Il Caso Salento/Identità frantumata?
Riforme in cambio di flessibilità: è il senso dell’accordo europeo raggiunto a Bruxelles la scorsa settimana. Una possibile boccata d’ossigeno per l’Italia o aria fritta? Sul punto i giudizi sono contrastanti, ma c’è la sensazione che una flessibilità limitata e condizionata dall’occhialuto controllo tedesco, non è la ricetta migliore per lenire i mali del Belpaese. Cinque anni di recessione ci consegnano una realtà segnata dal peggioramento di tutti i parametri economici. Il debito è al 135% del Pil (oltre 2.120 miliardi) e le previsioni di crescita per il 2014 (0,2%)
non lasciano intuire nulla di buono. Una fase negativa che nel Mezzogiorno tiene la popolazione in bilico tra povertà e mancanza di lavoro, e i giovani nell’inferno della disperazione. Domanda: in un’economia debole, ha senso condizionare gli interventi di stimolo alla crescita – che servono subito – ad una sorta di riformismo compulsivo dalle ricadute incerte?
Oggi si parla di Spending Review e di attacco alla spesa pubblica e ai costi della politica. Si tratta di punti delicati che andrebbero meglio circoscritti per evitare che spinte demagogiche possano investire presidi quali la democrazia rappresentativa e gli Istituti attraverso i quali si realizza; organismi e uffici che rafforzano l’identità dei territori e li fanno funzionare; e, infine, il sistema di protezione sociale.

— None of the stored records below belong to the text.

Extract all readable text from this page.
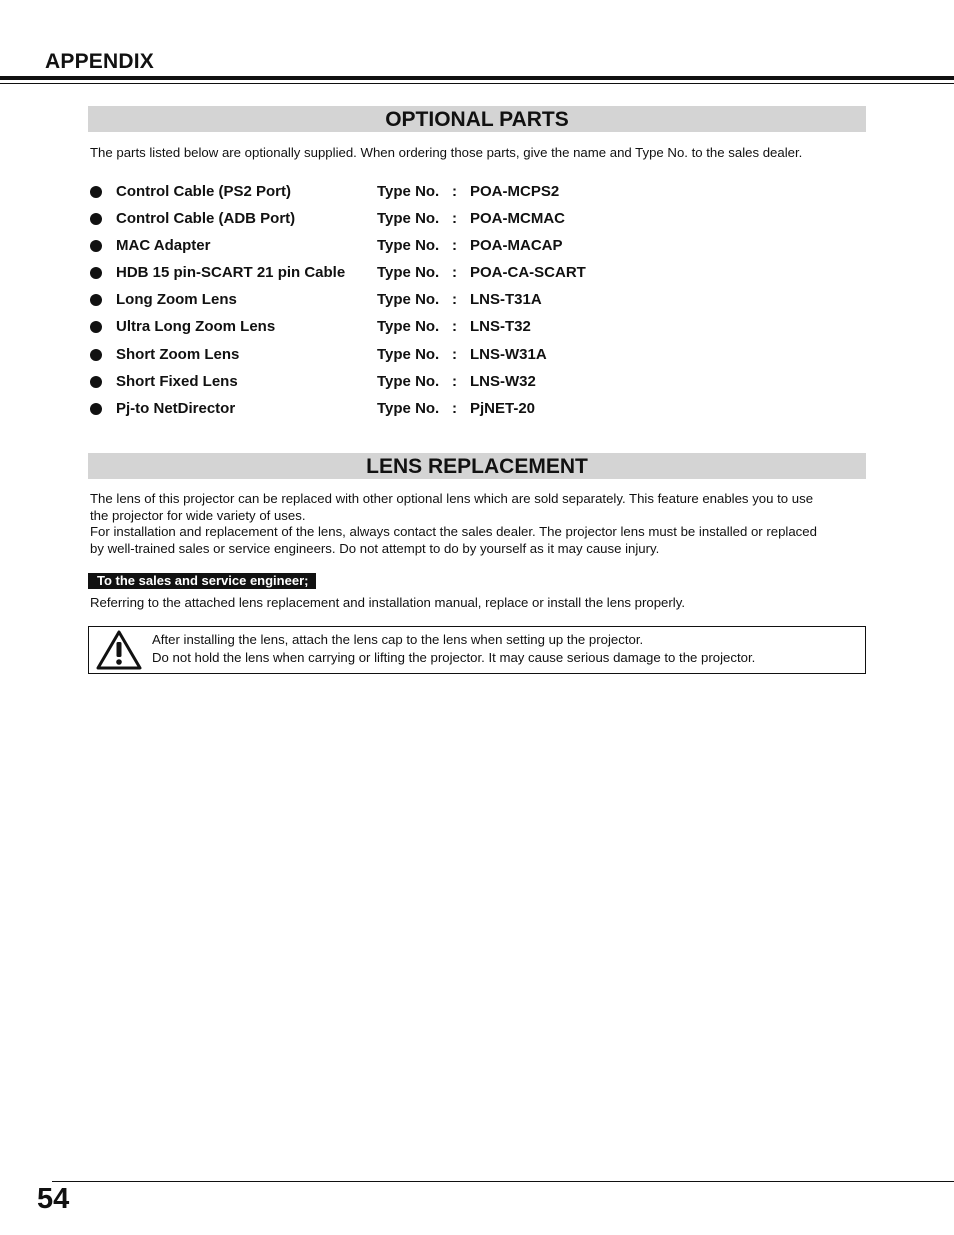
APPENDIX
OPTIONAL PARTS
The parts listed below are optionally supplied. When ordering those parts, give the name and Type No. to the sales dealer.
Control Cable (PS2 Port)	Type No. : POA-MCPS2
Control Cable (ADB Port)	Type No. : POA-MCMAC
MAC Adapter	Type No. : POA-MACAP
HDB 15 pin-SCART 21 pin Cable Type No. : POA-CA-SCART
Long Zoom Lens	Type No. : LNS-T31A
Ultra Long Zoom Lens	Type No. : LNS-T32
Short Zoom Lens	Type No. : LNS-W31A
Short Fixed Lens	Type No. : LNS-W32
Pj-to NetDirector	Type No. : PjNET-20
LENS REPLACEMENT
The lens of this projector can be replaced with other optional lens which are sold separately. This feature enables you to use
the projector for wide variety of uses.
For installation and replacement of the lens, always contact the sales dealer. The projector lens must be installed or replaced
by well-trained sales or service engineers. Do not attempt to do by yourself as it may cause injury.
To the sales and service engineer;
Referring to the attached lens replacement and installation manual, replace or install the lens properly.
After installing the lens, attach the lens cap to the lens when setting up the projector.
Do not hold the lens when carrying or lifting the projector. It may cause serious damage to the projector.
54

Il caso del Salento, che vede frantumarsi un patrimonio di Istituti pubblici intorno ai quali si è storicamente costruita e cresciuta la sua identità, desta preoccupazione. La Provincia svuotata; Tar, Camera di Commercio, Sovrintendenza ed altri Presidi amministrativi in via di smantellamento, sono la risposta sbagliata all’esigenza di limitare burocrazia e spesa pubblica. Sono decisioni che pesano su una realtà, come la Terra d’Otranto, impegnata negli ultimi decenni a costruire una prospettiva di sviluppo e che ora vede il percorso di rinascita disseminato di ostacoli. L’Italia ha bisogno di riforme avvedute, ma soprattutto di una cura shock per la crescita fatta di investimenti nei settori strategici, taglio delle tasse, rilancio dei consumi e Piano straordinario per il lavoro. È il solo modo virtuoso ed efficace per attaccare la montagna di debito pubblico al quale è incatenato il Paese.